The increasing number of volumetric medical image acquisitions is resulting in a growing workload for clinicians, ultimately fueling the need for automated diagnosis through Computer-Aided Diagnosis (CAD) tools. Clinical decision making often relies on diagnostic tasks which can be directly translated into the localization and classification of critical pathologies such as vessel occlusions, lung nodules, aneurysms, and tumors. Object detection methods can learn to identify such pathologies in an end-to-end fashion, providing great utility by directly solving diagnostic tasks.
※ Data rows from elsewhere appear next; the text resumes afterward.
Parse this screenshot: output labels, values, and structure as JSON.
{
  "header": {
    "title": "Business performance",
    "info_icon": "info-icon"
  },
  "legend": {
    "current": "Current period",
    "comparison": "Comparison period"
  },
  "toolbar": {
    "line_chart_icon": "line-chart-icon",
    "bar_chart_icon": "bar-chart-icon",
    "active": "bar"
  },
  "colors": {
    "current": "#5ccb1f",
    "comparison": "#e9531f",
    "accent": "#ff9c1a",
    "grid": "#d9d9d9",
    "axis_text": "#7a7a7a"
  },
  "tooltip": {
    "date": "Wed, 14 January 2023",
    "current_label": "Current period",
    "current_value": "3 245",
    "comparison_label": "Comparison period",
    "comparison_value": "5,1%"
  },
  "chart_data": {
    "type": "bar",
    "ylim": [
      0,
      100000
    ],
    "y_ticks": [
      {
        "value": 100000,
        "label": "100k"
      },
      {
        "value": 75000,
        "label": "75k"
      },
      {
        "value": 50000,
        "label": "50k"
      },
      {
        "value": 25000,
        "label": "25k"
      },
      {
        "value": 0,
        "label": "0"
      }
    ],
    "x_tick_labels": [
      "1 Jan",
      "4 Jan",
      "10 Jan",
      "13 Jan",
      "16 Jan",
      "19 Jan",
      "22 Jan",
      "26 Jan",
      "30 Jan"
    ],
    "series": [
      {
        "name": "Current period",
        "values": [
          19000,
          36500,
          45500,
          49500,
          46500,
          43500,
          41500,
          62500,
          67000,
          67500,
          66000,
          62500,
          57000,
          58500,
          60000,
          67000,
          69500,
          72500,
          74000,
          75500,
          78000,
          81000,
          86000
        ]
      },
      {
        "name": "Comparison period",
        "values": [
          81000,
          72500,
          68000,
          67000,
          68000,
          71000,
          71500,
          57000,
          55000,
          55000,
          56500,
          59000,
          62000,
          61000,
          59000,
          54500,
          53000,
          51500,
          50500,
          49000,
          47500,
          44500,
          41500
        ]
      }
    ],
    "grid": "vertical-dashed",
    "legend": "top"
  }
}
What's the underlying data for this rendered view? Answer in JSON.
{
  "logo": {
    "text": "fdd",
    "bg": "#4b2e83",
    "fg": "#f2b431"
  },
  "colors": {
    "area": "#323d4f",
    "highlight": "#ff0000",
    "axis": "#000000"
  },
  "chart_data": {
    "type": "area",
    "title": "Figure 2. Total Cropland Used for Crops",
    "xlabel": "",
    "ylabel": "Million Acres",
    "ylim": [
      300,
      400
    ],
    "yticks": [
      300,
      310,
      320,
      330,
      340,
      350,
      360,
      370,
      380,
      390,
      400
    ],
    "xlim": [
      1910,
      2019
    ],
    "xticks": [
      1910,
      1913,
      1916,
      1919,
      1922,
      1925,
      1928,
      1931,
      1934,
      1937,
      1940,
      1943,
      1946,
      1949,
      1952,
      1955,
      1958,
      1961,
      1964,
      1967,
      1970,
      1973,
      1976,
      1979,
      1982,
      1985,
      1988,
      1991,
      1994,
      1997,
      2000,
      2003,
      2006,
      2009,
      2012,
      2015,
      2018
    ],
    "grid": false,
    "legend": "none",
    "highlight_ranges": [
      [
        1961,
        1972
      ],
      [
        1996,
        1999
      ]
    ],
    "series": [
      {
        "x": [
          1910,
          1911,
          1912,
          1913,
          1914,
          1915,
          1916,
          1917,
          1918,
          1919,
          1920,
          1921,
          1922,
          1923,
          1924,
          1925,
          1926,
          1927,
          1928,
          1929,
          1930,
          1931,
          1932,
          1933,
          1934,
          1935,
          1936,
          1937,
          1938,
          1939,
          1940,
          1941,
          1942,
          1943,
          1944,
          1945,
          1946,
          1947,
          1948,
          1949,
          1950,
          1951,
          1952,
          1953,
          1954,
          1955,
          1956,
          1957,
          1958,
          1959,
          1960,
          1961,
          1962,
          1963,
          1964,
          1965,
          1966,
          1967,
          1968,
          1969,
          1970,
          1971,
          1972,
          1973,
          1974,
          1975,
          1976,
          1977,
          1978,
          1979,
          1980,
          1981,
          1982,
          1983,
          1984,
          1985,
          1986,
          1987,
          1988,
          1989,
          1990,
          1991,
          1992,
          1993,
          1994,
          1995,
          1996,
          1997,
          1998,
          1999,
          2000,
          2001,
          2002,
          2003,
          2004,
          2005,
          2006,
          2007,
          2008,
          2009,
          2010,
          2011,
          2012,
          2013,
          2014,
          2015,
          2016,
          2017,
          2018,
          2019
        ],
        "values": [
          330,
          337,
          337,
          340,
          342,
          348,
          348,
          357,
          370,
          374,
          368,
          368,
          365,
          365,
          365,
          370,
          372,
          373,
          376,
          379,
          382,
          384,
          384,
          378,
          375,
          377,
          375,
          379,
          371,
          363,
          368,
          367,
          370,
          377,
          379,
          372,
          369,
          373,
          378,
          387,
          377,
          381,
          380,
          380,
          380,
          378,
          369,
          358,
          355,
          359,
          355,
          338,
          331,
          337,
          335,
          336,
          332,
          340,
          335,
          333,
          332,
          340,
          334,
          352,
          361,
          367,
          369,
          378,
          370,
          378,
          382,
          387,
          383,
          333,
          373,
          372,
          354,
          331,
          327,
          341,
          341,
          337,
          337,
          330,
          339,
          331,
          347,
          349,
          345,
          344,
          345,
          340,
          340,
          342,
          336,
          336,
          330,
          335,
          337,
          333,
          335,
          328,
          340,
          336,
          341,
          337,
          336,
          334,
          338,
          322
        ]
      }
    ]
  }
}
However, the adoption of these methods in the medical domain is hindered by limited experience and the complex configuration of application-specific parameters. This thesis first presents three case studies where detection methods were manually configured: (1) for the identification of mediastinal lesions, (2) for the detection of vessel occlusions, and (3) an exploratory study to assess the feasibility of Detection Transformer (DETR) models for volumetric images. Subsequently, the first self-configuring volumetric detection method is introduced, named nnDetection. This method was developed and evaluated on an unprecedented number of volumetric detection tasks and was used as part of multiple winning entries in international competitions. This thesis builds the foundation of future research in this domain by leading the shift towards the development of generalizable medical object detection methods.